7. Gold Mania, Niobium Dreams, and Antimony Nightmares (Datt)
- US monetary policy is accommodative and markets are buoyant, especially in commodities
- Investors need to be cautious about being overly bullish in current environment
- Similarities seen with 2006-2007 period, particularly in disruptions in copper supply and new technologies in metal recovery; investors should be wary of hype and potential risks involved
This content is sourced through publicly available sources and has been machine generated. Information displayed is for general informational purposes only.
8. Get Ready to Buy the Dip, But Not Yet
- We remain intermediate-term bullish on stocks, but the market is at risk of a correction.
- If last week’s weakness is the start of a pullback, short-term trading indicators point to further downside potential.
- Investors should be prepared to buy the dip, but not yet.

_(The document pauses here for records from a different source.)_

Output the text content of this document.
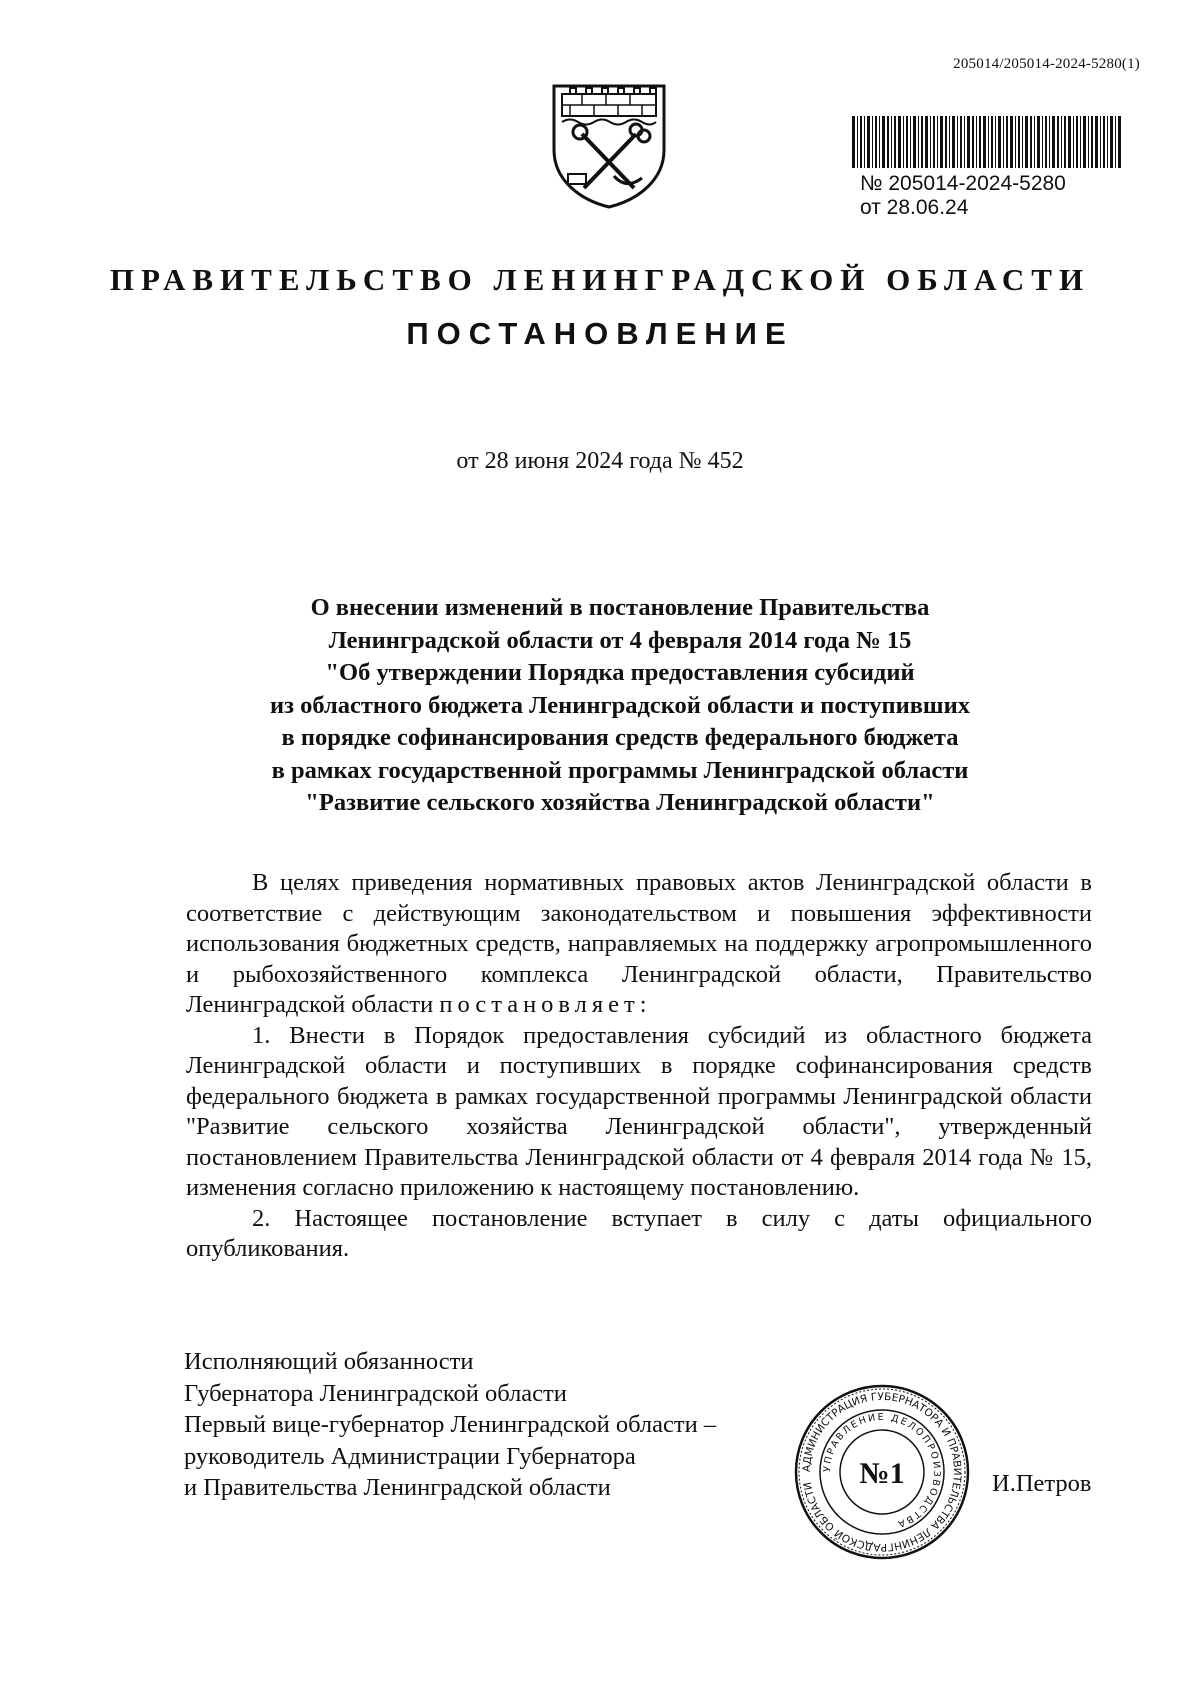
205014/205014-2024-5280(1)
№ 205014-2024-5280
от 28.06.24
ПРАВИТЕЛЬСТВО ЛЕНИНГРАДСКОЙ ОБЛАСТИ
ПОСТАНОВЛЕНИЕ
от 28 июня 2024 года № 452
О внесении изменений в постановление Правительства
Ленинградской области от 4 февраля 2014 года № 15
"Об утверждении Порядка предоставления субсидий
из областного бюджета Ленинградской области и поступивших
в порядке софинансирования средств федерального бюджета
в рамках государственной программы Ленинградской области
"Развитие сельского хозяйства Ленинградской области"

В целях приведения нормативных правовых актов Ленинградской области в соответствие с действующим законодательством и повышения эффективности использования бюджетных средств, направляемых на поддержку агропромышленного и рыбохозяйственного комплекса Ленинградской области, Правительство Ленинградской области постановляет:

1. Внести в Порядок предоставления субсидий из областного бюджета Ленинградской области и поступивших в порядке софинансирования средств федерального бюджета в рамках государственной программы Ленинградской области "Развитие сельского хозяйства Ленинградской области", утвержденный постановлением Правительства Ленинградской области от 4 февраля 2014 года № 15, изменения согласно приложению к настоящему постановлению.

2. Настоящее постановление вступает в силу с даты официального опубликования.

Исполняющий обязанности
Губернатора Ленинградской области
Первый вице-губернатор Ленинградской области –
руководитель Администрации Губернатора
и Правительства Ленинградской области
АДМИНИСТРАЦИЯ ГУБЕРНАТОРА И ПРАВИТЕЛЬСТВА ЛЕНИНГРАДСКОЙ ОБЛАСТИ
УПРАВЛЕНИЕ ДЕЛОПРОИЗВОДСТВА
№1	И.Петров
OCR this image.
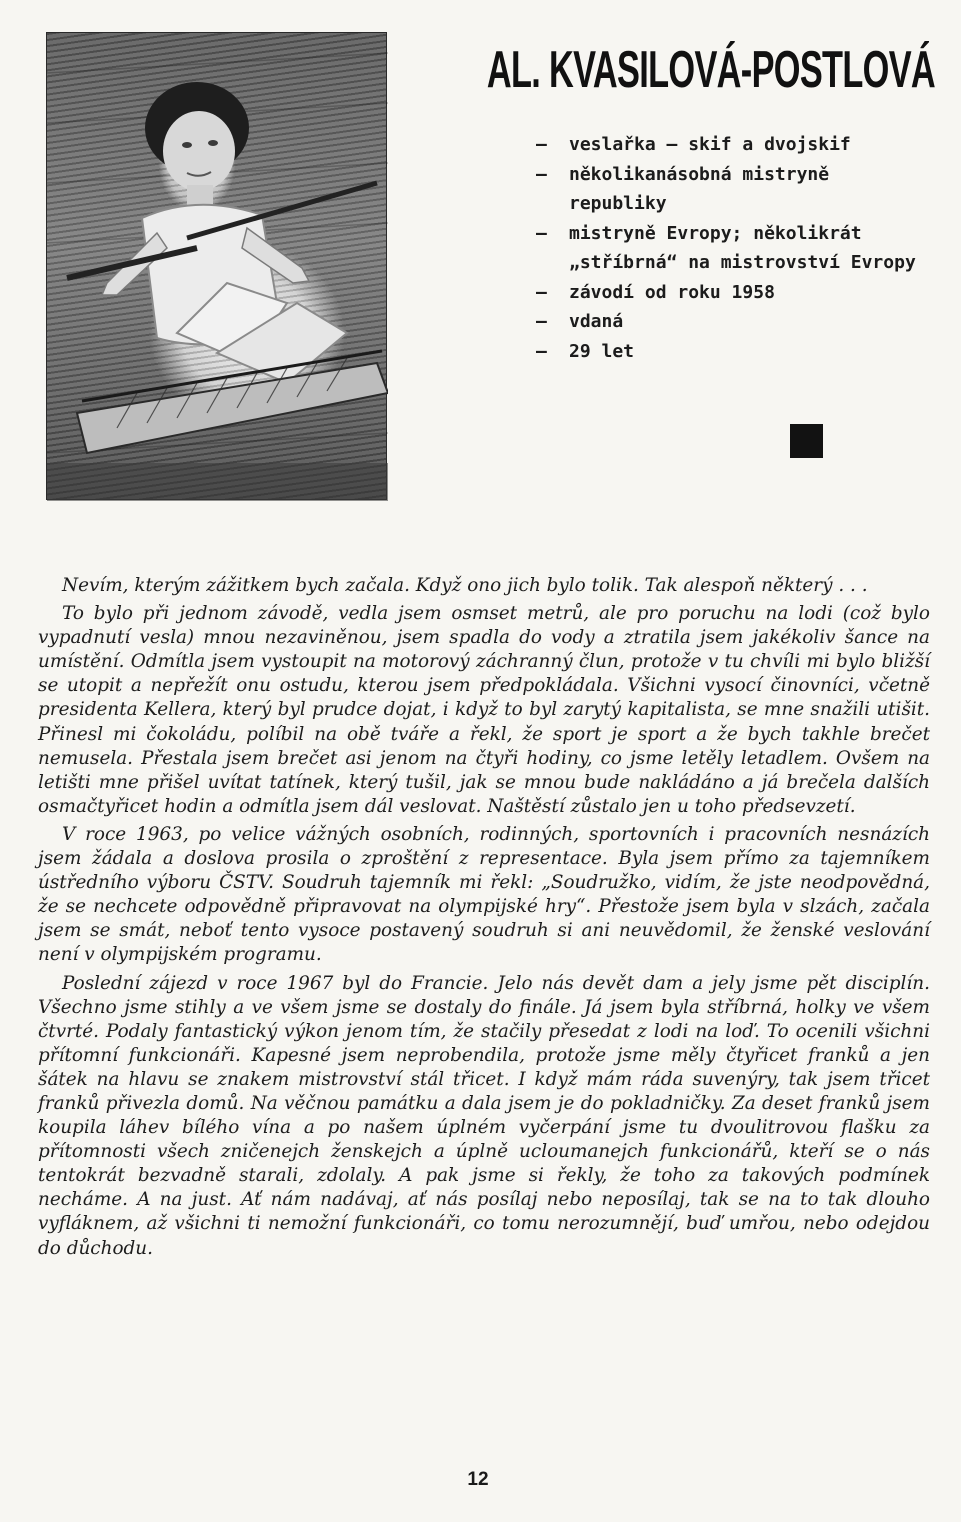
AL. KVASILOVÁ-POSTLOVÁ
— veslařka — skif a dvojskif
— několikanásobná mistryně republiky
— mistryně Evropy; několikrát „stříbrná“ na mistrovství Evropy
— závodí od roku 1958
— vdaná
— 29 let

Nevím, kterým zážitkem bych začala. Když ono jich bylo tolik. Tak alespoň některý . . .

To bylo při jednom závodě, vedla jsem osmset metrů, ale pro poruchu na lodi (což bylo vypadnutí vesla) mnou nezaviněnou, jsem spadla do vody a ztratila jsem jakékoliv šance na umístění. Odmítla jsem vystoupit na motorový záchranný člun, protože v tu chvíli mi bylo bližší se utopit a nepřežít onu ostudu, kterou jsem předpokládala. Všichni vysocí činovníci, včetně presidenta Kellera, který byl prudce dojat, i když to byl zarytý kapitalista, se mne snažili utišit. Přinesl mi čokoládu, políbil na obě tváře a řekl, že sport je sport a že bych takhle brečet nemusela. Přestala jsem brečet asi jenom na čtyři hodiny, co jsme letěly letadlem. Ovšem na letišti mne přišel uvítat tatínek, který tušil, jak se mnou bude nakládáno a já brečela dalších osmačtyřicet hodin a odmítla jsem dál veslovat. Naštěstí zůstalo jen u toho předsevzetí.

V roce 1963, po velice vážných osobních, rodinných, sportovních i pracovních nesnázích jsem žádala a doslova prosila o zproštění z representace. Byla jsem přímo za tajemníkem ústředního výboru ČSTV. Soudruh tajemník mi řekl: „Soudružko, vidím, že jste neodpovědná, že se nechcete odpovědně připravovat na olympijské hry“. Přestože jsem byla v slzách, začala jsem se smát, neboť tento vysoce postavený soudruh si ani neuvědomil, že ženské veslování není v olympijském programu.

Poslední zájezd v roce 1967 byl do Francie. Jelo nás devět dam a jely jsme pět disciplín. Všechno jsme stihly a ve všem jsme se dostaly do finále. Já jsem byla stříbrná, holky ve všem čtvrté. Podaly fantastický výkon jenom tím, že stačily přesedat z lodi na loď. To ocenili všichni přítomní funkcionáři. Kapesné jsem neprobendila, protože jsme měly čtyřicet franků a jen šátek na hlavu se znakem mistrovství stál třicet. I když mám ráda suvenýry, tak jsem třicet franků přivezla domů. Na věčnou památku a dala jsem je do pokladničky. Za deset franků jsem koupila láhev bílého vína a po našem úplném vyčerpání jsme tu dvoulitrovou flašku za přítomnosti všech zničenejch ženskejch a úplně ucloumanejch funkcionářů, kteří se o nás tentokrát bezvadně starali, zdolaly. A pak jsme si řekly, že toho za takových podmínek necháme. A na just. Ať nám nadávaj, ať nás posílaj nebo neposílaj, tak se na to tak dlouho vyfláknem, až všichni ti nemožní funkcionáři, co tomu nerozumnějí, buď umřou, nebo odejdou do důchodu.

12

9. Indian Market: WANT TO BUY THE DIP, THINK AGAIN !!
- India’s markets continue to underperform Asia since our insight last November recommending investors to “Fade the Market”.

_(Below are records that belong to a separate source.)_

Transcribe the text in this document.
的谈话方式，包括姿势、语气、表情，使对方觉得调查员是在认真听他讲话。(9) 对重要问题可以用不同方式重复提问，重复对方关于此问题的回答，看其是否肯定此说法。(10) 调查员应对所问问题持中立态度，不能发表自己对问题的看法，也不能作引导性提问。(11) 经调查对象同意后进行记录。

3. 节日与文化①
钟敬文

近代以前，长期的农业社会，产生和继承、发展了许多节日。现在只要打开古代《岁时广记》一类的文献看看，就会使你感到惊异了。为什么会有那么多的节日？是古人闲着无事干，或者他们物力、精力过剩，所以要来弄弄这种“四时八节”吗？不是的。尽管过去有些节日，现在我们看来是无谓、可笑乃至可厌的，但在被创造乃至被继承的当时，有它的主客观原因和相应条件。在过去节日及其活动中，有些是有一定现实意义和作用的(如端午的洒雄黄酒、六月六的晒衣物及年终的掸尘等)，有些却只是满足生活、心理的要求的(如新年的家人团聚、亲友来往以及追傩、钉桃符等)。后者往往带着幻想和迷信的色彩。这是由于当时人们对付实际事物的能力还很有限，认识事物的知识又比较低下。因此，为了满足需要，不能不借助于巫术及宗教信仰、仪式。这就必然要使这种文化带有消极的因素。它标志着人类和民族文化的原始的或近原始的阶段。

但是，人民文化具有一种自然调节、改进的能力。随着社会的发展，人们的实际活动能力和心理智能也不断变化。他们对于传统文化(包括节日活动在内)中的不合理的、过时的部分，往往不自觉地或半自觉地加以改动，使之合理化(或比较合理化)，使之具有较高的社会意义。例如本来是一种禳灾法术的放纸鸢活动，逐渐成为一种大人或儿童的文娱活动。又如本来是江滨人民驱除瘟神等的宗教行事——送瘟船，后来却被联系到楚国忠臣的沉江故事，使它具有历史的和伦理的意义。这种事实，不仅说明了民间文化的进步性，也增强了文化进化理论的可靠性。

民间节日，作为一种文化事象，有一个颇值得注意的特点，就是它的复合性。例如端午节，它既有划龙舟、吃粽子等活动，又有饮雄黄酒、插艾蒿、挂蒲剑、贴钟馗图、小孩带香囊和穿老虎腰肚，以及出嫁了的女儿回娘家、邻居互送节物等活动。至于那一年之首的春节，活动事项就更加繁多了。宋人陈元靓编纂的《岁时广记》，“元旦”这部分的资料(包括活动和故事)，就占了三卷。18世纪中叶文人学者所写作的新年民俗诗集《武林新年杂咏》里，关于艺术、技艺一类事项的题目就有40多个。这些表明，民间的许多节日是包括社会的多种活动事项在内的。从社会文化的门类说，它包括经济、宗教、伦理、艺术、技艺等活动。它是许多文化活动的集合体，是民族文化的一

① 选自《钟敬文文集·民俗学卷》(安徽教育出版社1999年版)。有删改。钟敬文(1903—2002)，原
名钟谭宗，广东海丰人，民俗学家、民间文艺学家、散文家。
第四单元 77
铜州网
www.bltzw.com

- Foreign investors continue to exit the market this year with the largest net outflow since COVID.
- The Trump administration is pressuring India in trade negotiations with reciprocal tariffs (25%), additional tariffs for importing Russian oil (25%), pharma tariffs (100%), and new restrictions on H-1B visas.
10. EA: Rounding Jobs For Migrants
- A surprise rise in EA unemployment reflects rounding rather than alarming weakness, with labour supply and demand still surging. Finland’s woes are more idiosyncratic.
- Supply has trended much faster post-pandemic, sustaining demand at its old trend without extreme capacity constraints. Migration has more than accounted for the rise.
- Ukrainians are dominating the flow and complicating the read through to disinflationary spare capacity. Wage growth is an even more critical signal when supply is uncertain.